The planet, known as Kepler-7b, is marked by high clouds in the west and clear skies in the east, astronomers, using data from NASA's Kepler and Spitzer space telescopes, found.
Previous studies from Spitzer have resulted in temperature maps of planets orbiting other stars, but this is the first look at cloud structures on a distant world.
"By observing this planet with Spitzer and Kepler for more than three years, we were able to produce a very low-resolution 'map' of this giant, gaseous planet," said lead author of the study Brice-Olivier Demory of Massachusetts Institute of Technology in Cambridge.
Kepler has discovered more than 150 exoplanets, which are planets outside our solar system, and Kepler-7b was one of the first.
Kepler's visible-light observations of Kepler-7b's moon-like phases led to a rough map of the planet that showed a bright spot on its western hemisphere.
But these data were not enough on their own to decipher whether the bright spot was coming from clouds or heat.
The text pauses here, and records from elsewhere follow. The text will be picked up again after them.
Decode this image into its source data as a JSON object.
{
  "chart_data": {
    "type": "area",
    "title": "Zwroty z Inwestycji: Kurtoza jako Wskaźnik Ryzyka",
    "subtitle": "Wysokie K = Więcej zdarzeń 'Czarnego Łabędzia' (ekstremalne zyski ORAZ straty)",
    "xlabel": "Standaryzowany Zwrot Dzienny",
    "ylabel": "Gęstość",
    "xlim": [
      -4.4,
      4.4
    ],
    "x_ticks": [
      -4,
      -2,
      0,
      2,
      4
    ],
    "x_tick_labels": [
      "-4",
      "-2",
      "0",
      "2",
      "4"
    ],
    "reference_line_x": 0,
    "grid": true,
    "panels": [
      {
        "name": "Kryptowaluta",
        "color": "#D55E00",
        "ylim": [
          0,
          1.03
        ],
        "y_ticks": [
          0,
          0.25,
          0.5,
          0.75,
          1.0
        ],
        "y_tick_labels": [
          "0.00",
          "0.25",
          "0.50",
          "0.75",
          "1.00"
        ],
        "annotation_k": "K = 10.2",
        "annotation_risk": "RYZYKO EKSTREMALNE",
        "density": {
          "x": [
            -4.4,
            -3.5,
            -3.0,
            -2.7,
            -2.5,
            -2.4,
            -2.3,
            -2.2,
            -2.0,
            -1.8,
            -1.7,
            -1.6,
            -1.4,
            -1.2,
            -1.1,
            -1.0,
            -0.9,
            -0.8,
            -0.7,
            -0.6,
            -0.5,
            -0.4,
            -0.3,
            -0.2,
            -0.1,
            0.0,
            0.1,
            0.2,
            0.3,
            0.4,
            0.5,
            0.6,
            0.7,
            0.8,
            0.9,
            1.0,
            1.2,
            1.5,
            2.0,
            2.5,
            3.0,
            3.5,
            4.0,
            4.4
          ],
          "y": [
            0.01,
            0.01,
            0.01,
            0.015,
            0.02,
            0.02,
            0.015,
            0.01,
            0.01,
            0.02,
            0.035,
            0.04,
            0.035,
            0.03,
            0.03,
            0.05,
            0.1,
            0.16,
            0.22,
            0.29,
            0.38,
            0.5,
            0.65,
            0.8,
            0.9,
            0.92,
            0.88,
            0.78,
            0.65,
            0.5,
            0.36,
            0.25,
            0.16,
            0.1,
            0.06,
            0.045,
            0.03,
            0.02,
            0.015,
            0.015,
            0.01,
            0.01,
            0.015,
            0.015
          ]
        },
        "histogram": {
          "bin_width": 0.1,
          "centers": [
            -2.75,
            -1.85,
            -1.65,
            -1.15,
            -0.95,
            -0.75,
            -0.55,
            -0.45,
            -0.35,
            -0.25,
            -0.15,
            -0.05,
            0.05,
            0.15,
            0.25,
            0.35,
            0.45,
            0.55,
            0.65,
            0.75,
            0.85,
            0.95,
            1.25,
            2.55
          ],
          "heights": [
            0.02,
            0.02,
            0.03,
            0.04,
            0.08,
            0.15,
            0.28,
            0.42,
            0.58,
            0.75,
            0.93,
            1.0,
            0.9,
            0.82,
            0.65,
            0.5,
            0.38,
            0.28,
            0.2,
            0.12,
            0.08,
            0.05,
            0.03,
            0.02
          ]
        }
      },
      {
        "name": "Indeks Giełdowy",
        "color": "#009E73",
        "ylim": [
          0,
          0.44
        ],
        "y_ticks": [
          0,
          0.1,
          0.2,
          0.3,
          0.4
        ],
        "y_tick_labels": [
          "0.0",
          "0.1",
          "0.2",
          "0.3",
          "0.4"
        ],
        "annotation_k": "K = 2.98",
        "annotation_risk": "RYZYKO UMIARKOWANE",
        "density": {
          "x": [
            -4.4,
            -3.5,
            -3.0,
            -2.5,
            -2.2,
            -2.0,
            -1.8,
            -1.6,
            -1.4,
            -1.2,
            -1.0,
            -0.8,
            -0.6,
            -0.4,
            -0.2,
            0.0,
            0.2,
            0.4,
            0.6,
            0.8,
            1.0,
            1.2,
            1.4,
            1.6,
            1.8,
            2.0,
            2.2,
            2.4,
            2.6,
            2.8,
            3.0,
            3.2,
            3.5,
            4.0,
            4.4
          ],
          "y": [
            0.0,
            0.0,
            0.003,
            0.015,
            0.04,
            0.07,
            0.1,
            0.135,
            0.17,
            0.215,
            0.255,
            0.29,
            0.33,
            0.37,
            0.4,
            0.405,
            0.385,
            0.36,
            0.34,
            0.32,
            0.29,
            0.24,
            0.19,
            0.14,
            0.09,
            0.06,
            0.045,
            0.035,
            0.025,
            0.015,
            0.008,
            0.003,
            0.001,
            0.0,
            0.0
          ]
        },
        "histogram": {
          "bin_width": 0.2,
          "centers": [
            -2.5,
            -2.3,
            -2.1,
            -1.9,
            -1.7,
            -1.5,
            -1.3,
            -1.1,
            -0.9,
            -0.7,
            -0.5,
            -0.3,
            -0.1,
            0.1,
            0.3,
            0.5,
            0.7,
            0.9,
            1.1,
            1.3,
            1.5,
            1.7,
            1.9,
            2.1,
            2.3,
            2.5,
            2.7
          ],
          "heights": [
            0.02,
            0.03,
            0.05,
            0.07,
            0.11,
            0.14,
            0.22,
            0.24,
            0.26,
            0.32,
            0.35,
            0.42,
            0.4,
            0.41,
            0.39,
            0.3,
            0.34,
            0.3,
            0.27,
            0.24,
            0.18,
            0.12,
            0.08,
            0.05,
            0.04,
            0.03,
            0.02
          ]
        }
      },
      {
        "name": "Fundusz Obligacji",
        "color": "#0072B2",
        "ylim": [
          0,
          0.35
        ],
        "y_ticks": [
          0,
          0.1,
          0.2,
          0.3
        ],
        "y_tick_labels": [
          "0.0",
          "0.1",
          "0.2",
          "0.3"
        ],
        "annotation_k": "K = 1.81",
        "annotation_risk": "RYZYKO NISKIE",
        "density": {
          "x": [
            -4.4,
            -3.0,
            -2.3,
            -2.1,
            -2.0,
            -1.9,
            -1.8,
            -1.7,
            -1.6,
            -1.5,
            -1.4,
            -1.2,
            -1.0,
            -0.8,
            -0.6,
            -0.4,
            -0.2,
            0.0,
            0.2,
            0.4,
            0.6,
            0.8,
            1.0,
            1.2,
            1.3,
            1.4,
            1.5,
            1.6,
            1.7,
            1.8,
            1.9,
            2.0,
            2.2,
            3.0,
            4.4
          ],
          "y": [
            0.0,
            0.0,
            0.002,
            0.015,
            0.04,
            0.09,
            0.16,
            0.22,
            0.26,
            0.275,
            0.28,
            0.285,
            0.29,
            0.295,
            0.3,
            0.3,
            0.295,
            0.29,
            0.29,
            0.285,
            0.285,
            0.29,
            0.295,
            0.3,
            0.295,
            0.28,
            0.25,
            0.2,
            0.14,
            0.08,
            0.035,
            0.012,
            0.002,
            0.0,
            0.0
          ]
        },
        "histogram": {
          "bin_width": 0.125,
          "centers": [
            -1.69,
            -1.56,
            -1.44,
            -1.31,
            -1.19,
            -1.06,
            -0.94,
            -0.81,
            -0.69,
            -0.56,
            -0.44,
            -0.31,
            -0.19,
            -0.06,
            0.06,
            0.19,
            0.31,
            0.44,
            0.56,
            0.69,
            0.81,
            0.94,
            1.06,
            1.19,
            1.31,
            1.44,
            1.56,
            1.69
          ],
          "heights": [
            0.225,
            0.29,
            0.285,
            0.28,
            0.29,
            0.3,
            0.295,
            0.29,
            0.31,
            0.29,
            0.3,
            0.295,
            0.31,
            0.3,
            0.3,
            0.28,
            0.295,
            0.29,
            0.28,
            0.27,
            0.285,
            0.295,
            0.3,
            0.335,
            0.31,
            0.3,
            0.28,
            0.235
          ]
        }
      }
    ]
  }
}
The Spitzer Space Telescope played a crucial role in answering this question.
This is relatively cool for a planet that orbits so close to its star - within 0.6 astronomical units - and, according to astronomers, too cool to be the source of light Kepler observed.
Instead, they determined, light from the planet's star is bouncing off cloud tops located on the west side of the planet.
"Kepler-7b reflects much more light than most giant planets we've found, which we attribute to clouds in the upper atmosphere," said Thomas Barclay, Kepler scientist at NASA's Ames Research Center in Moffett Field, California.
The findings are an early step toward using similar techniques to study the atmospheres of planets more like Earth in composition and size.
The study appears in the Astrophysical Journal Letters.